Aujourd’hui, un do est bien le même en Russie et au Canada. Tous les deux s’écrivent de la même manière. Une grande part du chemin est donc déjà réalisée dans la communication musicale entre les peuples. Mais ce n’est pas encore suffisant. Car il est bien évident que le même do ne signifie pas la même chose chez Tchaïkovski que chez Vaughan Williams, chez Bach et Sibelius. Les timbres, les harmonies, les rythmes et les contextes prennent un sens en fonction de la culture de l’auteur. Comprendre la notation musicale n’est donc pas un simple exercice de solfège, mais un travail sur la culture, la psychologie et l’histoire de l’homme qui l’a écrit (ce qui inclut les notions même du langage articulé).
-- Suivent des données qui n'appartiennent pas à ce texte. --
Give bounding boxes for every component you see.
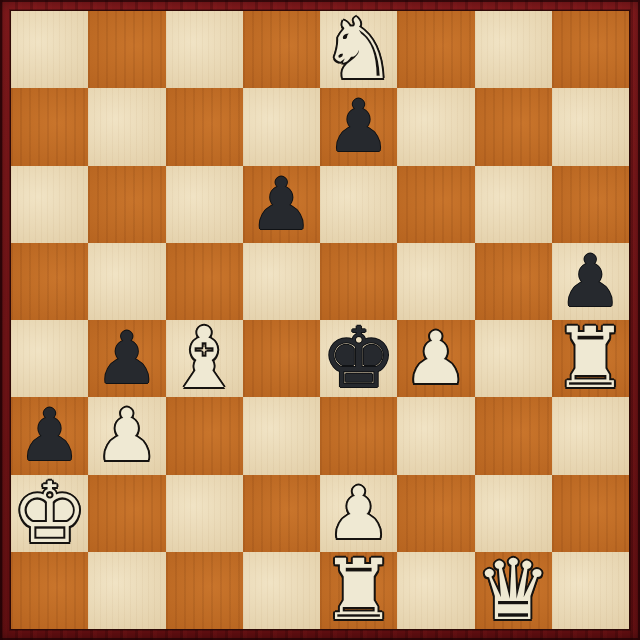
square-b7[interactable] [88, 88, 165, 165]
piece-black-pawn[interactable]: ♟ [326, 88, 391, 165]
square-a2[interactable]: ♚ [11, 475, 88, 552]
square-b8[interactable] [88, 11, 165, 88]
square-g6[interactable] [475, 166, 552, 243]
square-h6[interactable] [552, 166, 629, 243]
square-b6[interactable] [88, 166, 165, 243]
square-g8[interactable] [475, 11, 552, 88]
square-c6[interactable] [166, 166, 243, 243]
square-a8[interactable] [11, 11, 88, 88]
square-a5[interactable] [11, 243, 88, 320]
square-f3[interactable] [397, 397, 474, 474]
piece-black-pawn[interactable]: ♟ [249, 166, 314, 243]
square-h8[interactable] [552, 11, 629, 88]
square-d3[interactable] [243, 397, 320, 474]
square-e7[interactable]: ♟ [320, 88, 397, 165]
square-h3[interactable] [552, 397, 629, 474]
piece-white-king[interactable]: ♚ [12, 475, 87, 552]
square-f2[interactable] [397, 475, 474, 552]
square-h1[interactable] [552, 552, 629, 629]
piece-white-rook[interactable]: ♜ [553, 320, 628, 397]
piece-white-queen[interactable]: ♛ [475, 552, 550, 629]
board-frame: ♞♟♟♟♟♝♚♟♜♟♟♚♟♜♛ [0, 0, 640, 640]
square-f7[interactable] [397, 88, 474, 165]
square-g1[interactable]: ♛ [475, 552, 552, 629]
square-b1[interactable] [88, 552, 165, 629]
square-f8[interactable] [397, 11, 474, 88]
square-h7[interactable] [552, 88, 629, 165]
chess-board: ♞♟♟♟♟♝♚♟♜♟♟♚♟♜♛ [11, 11, 629, 629]
square-b5[interactable] [88, 243, 165, 320]
square-b4[interactable]: ♟ [88, 320, 165, 397]
square-d8[interactable] [243, 11, 320, 88]
piece-white-knight[interactable]: ♞ [321, 11, 396, 88]
square-e6[interactable] [320, 166, 397, 243]
square-d4[interactable] [243, 320, 320, 397]
piece-black-pawn[interactable]: ♟ [17, 397, 82, 474]
piece-white-rook[interactable]: ♜ [321, 552, 396, 629]
piece-black-pawn[interactable]: ♟ [95, 320, 160, 397]
square-g7[interactable] [475, 88, 552, 165]
square-e1[interactable]: ♜ [320, 552, 397, 629]
square-c7[interactable] [166, 88, 243, 165]
square-d1[interactable] [243, 552, 320, 629]
square-h4[interactable]: ♜ [552, 320, 629, 397]
square-e3[interactable] [320, 397, 397, 474]
square-a7[interactable] [11, 88, 88, 165]
square-c8[interactable] [166, 11, 243, 88]
square-g3[interactable] [475, 397, 552, 474]
square-f4[interactable]: ♟ [397, 320, 474, 397]
square-c2[interactable] [166, 475, 243, 552]
square-c1[interactable] [166, 552, 243, 629]
square-a1[interactable] [11, 552, 88, 629]
piece-black-king[interactable]: ♚ [321, 320, 396, 397]
square-f6[interactable] [397, 166, 474, 243]
square-c3[interactable] [166, 397, 243, 474]
piece-white-pawn[interactable]: ♟ [404, 320, 469, 397]
square-d6[interactable]: ♟ [243, 166, 320, 243]
square-g5[interactable] [475, 243, 552, 320]
square-h2[interactable] [552, 475, 629, 552]
square-e8[interactable]: ♞ [320, 11, 397, 88]
square-a6[interactable] [11, 166, 88, 243]
square-b2[interactable] [88, 475, 165, 552]
piece-white-pawn[interactable]: ♟ [95, 397, 160, 474]
square-d7[interactable] [243, 88, 320, 165]
square-f1[interactable] [397, 552, 474, 629]
square-a3[interactable]: ♟ [11, 397, 88, 474]
square-f5[interactable] [397, 243, 474, 320]
square-d2[interactable] [243, 475, 320, 552]
piece-white-bishop[interactable]: ♝ [166, 320, 241, 397]
square-e4[interactable]: ♚ [320, 320, 397, 397]
square-g4[interactable] [475, 320, 552, 397]
square-b3[interactable]: ♟ [88, 397, 165, 474]
square-a4[interactable] [11, 320, 88, 397]
square-d5[interactable] [243, 243, 320, 320]
square-c4[interactable]: ♝ [166, 320, 243, 397]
Et là, on en revient à la littérature et à la complexité de sa traduction d’une langue à une autre. Traduire, c’est trahir ! Le mot, comme la note (ou le groupe de notes, le motif) comprend bien plus que son sens premier. Il implique toutes les nuances de la pensée. La musique, comme la langue, est donc le reflet des tournures d’esprit et demande un vrai travail en profondeur.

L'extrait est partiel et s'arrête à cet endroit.